She was on top of the world then, winning six titles in the pre-Tokyo Olympics world championships held in London.
After making the courageous decision to have her foot amputated, she has now returned to the Paralympics to win gold.
Tai, who started the sport at age eight and joined the Seagulls Swimming Club in New Milton, won the women’s S8 100m backstroke, which was more than five seconds clear of silver in a Paralympic record.
The victory never seemed in doubt, with Tai dominating the race ahead of silver medallist Viktoriia Ishchiulova, a Russian competing as a Neutral Paralympic Athlete (NPA), with Germany’s Mira Jeanne Maack taking bronze.
The nine-time world champion, who is in a band called BLUSH! and hopes to release more songs later this year, said: “The last three years have been kind of crazy.
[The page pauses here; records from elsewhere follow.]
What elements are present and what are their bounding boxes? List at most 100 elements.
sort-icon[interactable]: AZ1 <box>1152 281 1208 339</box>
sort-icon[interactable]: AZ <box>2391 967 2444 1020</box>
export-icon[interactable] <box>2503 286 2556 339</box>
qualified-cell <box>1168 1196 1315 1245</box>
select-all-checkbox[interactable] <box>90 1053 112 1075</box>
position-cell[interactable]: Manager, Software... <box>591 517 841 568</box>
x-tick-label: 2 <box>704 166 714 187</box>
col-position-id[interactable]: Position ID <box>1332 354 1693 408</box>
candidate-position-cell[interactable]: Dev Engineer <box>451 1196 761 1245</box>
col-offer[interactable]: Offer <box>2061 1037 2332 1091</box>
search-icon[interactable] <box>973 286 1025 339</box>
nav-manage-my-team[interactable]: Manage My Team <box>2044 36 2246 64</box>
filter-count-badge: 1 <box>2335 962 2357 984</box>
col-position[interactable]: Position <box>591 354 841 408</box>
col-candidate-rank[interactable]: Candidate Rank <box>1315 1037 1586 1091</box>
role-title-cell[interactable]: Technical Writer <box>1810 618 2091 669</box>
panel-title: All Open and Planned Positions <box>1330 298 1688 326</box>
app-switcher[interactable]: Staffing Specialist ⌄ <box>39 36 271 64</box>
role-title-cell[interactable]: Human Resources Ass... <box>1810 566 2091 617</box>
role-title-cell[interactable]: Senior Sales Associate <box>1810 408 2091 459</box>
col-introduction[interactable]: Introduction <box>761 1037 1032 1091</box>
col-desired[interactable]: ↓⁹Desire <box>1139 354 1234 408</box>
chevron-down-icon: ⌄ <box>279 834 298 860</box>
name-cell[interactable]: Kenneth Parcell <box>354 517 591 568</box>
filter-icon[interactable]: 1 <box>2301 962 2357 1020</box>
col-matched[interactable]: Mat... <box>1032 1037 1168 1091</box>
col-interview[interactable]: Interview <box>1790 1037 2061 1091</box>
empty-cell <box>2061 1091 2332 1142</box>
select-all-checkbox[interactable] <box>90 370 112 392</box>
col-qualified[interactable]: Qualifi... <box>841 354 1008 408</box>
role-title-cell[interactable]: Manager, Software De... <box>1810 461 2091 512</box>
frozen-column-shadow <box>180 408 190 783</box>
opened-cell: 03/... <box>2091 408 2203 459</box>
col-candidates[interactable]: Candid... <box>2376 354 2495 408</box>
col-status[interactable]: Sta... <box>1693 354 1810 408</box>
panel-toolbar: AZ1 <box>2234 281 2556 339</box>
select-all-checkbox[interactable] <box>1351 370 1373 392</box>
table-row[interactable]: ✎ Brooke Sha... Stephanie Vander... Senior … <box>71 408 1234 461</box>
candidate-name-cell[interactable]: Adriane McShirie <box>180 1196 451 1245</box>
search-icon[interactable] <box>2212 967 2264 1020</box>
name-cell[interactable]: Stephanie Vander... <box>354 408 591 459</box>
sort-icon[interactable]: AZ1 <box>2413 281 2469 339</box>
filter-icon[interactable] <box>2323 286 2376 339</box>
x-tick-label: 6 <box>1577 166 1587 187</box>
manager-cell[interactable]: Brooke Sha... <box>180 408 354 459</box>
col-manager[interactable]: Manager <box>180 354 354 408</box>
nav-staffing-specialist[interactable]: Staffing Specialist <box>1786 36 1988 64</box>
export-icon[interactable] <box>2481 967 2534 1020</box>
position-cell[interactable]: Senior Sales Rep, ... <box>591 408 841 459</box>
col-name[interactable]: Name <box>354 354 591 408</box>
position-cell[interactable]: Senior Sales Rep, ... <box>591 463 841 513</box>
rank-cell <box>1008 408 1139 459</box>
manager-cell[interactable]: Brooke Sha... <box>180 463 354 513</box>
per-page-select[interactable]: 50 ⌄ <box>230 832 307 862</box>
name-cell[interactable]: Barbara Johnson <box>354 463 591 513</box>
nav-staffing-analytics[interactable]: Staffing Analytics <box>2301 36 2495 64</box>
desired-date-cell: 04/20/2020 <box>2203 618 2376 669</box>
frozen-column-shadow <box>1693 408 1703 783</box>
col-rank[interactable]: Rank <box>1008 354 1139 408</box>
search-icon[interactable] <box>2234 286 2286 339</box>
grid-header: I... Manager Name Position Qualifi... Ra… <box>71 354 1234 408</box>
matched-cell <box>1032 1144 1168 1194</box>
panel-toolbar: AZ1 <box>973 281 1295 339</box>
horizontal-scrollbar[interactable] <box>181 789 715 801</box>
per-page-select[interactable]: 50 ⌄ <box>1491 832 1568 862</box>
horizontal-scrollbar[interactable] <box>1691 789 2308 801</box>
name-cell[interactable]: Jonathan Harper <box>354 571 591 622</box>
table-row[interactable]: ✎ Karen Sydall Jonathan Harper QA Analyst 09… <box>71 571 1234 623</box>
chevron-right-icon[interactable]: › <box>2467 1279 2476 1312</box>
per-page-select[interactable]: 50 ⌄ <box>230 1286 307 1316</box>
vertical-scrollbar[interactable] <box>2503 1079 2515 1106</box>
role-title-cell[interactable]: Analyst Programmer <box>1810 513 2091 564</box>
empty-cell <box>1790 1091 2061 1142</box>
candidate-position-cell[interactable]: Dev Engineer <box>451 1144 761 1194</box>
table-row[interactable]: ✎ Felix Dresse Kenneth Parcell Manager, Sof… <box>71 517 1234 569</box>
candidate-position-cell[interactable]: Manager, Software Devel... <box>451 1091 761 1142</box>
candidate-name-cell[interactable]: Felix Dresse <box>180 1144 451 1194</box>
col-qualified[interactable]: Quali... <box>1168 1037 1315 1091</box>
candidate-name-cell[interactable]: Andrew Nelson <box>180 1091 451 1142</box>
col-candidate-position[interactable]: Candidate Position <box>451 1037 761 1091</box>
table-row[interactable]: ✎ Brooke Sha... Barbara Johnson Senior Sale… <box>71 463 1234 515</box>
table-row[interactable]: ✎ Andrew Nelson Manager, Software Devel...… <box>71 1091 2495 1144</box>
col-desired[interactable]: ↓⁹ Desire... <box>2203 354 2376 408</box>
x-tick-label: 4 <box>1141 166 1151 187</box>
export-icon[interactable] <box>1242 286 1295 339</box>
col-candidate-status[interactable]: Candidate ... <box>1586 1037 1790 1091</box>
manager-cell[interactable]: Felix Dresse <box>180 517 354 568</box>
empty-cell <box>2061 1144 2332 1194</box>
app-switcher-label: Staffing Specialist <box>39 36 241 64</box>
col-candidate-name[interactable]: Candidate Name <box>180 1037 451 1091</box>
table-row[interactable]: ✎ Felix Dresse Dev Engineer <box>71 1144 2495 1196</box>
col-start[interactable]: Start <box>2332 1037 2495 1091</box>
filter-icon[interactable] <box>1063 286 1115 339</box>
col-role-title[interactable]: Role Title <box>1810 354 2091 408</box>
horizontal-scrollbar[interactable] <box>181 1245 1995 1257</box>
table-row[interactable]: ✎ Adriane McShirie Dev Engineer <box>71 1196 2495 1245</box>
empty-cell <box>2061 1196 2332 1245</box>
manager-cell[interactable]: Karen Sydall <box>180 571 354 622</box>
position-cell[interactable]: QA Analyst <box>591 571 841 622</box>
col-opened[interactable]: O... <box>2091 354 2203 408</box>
“A lot has happened in my personal life. Just being here, I feel like I’ve made myself proud and made everyone supporting me proud.
“It’s not been the easiest few years, so to come here and swim that time... I’m really, really happy. To get my first individual gold at the Paralympics is super, super special.”
Alice also enjoys doing art in her free time and recently graduated with a neuroscience degree.
The former Bournemouth Collegiate School pupil was born with bilateral talipes – or club feet – which led to 14 corrective surgeries before her 12th birthday.
Tai’s gold marked the end of a glorious 37-minute spell in which the Paralympics GB team eclipsed the medal rush experienced on Super Saturday in London in 2012.
Three golds, plus a silver and bronze for good measure, came seven minutes faster than the trio of athletics gold on that special night 12 years ago.